I think its a significant failure of the American education system to emphasize meaningless arithmetic for most students’ math education, and I believe the way the math curriculum is currently structured is the fundamental reason why so many adults despise math and believe they are bad at it. Knowing what 8x7 is at best convenient, and understanding fractions and percentages is nice when figuring out how much to tip your bartender. But doing it fast is irrelevant because our phones can do all that – and much more – much faster than us. It’s dissapointing to think that so many peoples’ perceptions of mathematics is tainted by procedural arithmetic like this.

Even in high school when transitioning towards more complex mathematics, math was still taught under the guise of being something methodic that required useless, useless memorization. The emphasis was put on learning a well-defined procedure rather than developing mathematical intuition, and there was hardly any mention of the bigger picture at hand. When learning trigonometry, are we told how the unit circle is actually the language of waves, and how Louis de Broglie discovered in 1924 that all matter has an associated wavelength, so certainly there is some importance in this idea? Do we learn that the number e is simultaneously the language of compound interest, population growth, and the bridge between the real and complex numbers? Were we taught that the existence of pi provides immense insight into the geometry of our Universe? Or were we taught that pi is just

3.1415926535897932384626433832795028841971693993751058209749…

None of this was deemed that important, but doing long division by hand was.

mug

"Perhaps the most beautiful and famous equation in all of mathematics."

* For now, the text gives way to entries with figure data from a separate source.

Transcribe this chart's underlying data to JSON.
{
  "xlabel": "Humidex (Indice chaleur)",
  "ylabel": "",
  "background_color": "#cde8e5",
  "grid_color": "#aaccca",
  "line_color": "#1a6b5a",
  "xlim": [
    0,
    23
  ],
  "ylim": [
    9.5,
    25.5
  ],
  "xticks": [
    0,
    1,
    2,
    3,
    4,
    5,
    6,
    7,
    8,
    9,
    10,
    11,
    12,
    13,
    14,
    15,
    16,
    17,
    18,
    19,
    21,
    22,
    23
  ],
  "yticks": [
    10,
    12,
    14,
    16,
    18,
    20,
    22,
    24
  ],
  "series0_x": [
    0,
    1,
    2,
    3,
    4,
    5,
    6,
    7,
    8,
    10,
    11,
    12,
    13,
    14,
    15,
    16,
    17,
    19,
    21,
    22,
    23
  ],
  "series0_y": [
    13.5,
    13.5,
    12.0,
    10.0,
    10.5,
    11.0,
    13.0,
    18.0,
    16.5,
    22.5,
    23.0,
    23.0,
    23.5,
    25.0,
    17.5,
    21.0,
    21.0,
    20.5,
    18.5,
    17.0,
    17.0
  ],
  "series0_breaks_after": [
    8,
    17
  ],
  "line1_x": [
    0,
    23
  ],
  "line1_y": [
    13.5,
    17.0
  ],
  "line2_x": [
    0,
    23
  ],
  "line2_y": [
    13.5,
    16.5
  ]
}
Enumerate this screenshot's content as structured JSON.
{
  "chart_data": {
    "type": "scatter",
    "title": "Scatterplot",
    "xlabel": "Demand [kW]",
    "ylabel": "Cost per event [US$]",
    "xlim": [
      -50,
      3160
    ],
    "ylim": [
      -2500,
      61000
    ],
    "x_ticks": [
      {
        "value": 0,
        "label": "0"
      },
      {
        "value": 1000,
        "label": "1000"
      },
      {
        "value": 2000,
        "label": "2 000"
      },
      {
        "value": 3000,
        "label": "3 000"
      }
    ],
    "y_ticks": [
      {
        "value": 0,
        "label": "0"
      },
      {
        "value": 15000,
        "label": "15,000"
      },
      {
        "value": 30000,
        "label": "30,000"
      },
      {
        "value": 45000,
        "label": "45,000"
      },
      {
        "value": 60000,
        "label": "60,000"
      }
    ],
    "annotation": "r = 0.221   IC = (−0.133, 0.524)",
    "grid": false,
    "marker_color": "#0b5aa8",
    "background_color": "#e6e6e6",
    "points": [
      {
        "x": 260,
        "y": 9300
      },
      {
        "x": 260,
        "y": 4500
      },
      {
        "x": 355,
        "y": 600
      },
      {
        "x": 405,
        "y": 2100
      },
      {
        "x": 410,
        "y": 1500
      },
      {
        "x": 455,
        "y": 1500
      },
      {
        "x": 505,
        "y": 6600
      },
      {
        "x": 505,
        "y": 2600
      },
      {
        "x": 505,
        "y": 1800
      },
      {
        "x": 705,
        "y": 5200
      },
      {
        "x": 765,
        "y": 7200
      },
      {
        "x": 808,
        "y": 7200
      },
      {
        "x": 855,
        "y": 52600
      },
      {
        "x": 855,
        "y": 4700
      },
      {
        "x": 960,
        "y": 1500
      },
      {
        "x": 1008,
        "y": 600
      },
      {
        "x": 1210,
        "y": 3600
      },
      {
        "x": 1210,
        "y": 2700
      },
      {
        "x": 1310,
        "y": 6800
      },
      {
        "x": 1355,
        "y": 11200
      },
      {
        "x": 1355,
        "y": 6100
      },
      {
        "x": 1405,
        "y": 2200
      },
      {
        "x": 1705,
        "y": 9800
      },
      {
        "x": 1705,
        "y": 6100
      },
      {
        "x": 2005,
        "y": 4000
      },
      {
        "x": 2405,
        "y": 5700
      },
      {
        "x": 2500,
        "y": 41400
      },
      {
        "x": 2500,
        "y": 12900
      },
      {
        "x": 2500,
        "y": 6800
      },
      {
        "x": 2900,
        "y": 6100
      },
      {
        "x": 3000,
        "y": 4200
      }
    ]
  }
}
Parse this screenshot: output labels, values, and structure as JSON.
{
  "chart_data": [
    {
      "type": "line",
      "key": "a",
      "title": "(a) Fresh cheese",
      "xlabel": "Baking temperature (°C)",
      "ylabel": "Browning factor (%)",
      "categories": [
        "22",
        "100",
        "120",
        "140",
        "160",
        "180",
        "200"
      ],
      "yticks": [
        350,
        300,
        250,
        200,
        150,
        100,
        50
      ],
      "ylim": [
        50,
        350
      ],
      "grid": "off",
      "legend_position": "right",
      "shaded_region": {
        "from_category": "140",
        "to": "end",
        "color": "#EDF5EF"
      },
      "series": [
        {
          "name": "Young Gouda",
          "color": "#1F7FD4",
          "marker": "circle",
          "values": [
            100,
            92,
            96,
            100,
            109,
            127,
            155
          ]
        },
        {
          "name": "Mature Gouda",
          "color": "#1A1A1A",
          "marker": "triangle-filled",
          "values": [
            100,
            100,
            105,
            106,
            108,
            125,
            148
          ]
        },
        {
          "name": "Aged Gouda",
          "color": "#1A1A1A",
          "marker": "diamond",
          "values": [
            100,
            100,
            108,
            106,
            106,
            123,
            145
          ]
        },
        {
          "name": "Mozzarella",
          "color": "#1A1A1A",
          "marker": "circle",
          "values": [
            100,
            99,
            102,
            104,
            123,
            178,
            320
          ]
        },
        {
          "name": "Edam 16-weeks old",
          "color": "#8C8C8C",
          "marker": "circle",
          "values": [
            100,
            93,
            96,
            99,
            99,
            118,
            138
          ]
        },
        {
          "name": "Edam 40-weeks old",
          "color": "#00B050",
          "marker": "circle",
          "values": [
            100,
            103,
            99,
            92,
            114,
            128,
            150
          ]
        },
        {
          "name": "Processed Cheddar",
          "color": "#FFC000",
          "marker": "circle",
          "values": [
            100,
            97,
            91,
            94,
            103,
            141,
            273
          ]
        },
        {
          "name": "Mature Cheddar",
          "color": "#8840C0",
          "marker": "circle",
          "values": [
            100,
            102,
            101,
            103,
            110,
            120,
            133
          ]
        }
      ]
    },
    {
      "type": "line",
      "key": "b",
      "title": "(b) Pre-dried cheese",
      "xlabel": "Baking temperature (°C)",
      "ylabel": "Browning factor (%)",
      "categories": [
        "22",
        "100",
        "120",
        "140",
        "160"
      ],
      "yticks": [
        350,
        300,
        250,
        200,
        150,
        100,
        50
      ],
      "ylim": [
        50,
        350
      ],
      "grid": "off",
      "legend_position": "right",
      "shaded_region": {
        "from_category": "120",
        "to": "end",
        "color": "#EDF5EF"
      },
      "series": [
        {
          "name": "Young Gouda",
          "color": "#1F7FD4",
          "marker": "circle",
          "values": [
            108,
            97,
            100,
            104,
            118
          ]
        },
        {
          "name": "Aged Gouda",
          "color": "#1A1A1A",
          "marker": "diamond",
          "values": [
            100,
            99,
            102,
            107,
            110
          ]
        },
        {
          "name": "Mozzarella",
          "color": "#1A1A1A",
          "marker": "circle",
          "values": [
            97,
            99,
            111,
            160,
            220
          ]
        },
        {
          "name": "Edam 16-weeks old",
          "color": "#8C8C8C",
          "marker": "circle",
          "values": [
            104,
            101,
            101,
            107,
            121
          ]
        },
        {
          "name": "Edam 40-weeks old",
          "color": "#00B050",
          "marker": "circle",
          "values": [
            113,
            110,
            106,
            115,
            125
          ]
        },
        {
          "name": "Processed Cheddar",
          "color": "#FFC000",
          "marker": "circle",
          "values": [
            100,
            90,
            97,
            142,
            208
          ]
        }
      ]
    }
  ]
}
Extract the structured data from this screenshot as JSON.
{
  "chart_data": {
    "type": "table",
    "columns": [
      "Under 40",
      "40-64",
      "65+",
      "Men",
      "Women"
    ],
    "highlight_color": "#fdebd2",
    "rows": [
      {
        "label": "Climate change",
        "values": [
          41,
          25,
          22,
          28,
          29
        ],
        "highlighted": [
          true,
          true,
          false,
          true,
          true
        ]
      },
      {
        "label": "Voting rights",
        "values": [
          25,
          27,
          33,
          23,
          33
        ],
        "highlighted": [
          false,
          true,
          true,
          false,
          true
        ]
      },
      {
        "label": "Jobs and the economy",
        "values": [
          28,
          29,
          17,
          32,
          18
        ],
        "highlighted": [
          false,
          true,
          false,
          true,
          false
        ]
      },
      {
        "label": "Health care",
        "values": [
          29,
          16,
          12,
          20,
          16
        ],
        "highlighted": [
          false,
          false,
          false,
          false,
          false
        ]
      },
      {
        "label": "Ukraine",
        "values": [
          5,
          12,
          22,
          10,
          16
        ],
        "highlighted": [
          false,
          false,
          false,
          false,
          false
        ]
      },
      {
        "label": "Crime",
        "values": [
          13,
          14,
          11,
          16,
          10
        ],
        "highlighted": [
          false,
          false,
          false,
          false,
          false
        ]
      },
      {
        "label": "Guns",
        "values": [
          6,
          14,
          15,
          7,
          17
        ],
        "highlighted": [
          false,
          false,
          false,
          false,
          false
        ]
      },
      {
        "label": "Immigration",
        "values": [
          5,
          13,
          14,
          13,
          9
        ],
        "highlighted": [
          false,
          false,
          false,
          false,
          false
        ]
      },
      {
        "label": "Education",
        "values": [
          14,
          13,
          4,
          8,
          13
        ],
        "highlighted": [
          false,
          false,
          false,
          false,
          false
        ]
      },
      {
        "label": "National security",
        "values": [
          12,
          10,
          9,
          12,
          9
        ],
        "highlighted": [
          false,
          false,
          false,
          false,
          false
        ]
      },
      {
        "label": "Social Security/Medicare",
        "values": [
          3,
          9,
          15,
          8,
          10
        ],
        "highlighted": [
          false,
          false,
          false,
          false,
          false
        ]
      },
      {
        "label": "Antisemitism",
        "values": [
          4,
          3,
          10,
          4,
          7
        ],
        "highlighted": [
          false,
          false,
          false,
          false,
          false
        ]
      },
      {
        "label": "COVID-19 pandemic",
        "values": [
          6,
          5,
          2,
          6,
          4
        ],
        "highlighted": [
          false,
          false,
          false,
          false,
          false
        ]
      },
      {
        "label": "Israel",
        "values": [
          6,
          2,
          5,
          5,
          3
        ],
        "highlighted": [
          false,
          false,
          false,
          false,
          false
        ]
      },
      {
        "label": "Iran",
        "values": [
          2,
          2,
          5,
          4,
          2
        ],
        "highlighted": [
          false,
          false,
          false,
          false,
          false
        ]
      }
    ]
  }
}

There is prose in mathematics; proving things requires rhetoric and so does approximating things (I shamelessly do the latter much, much more than the former). I do not know how to do long division by hand and I sometimes plug 8x7 into my calculator. And I certainly dont know how to integrate by hand, anymore. Yet I call myself a “math person.” This goes to show that math is something inherently much deeper than the distorted perceptions of method and arithmetic many may have. Mathematics = language = art = nature = ∞-ly much more.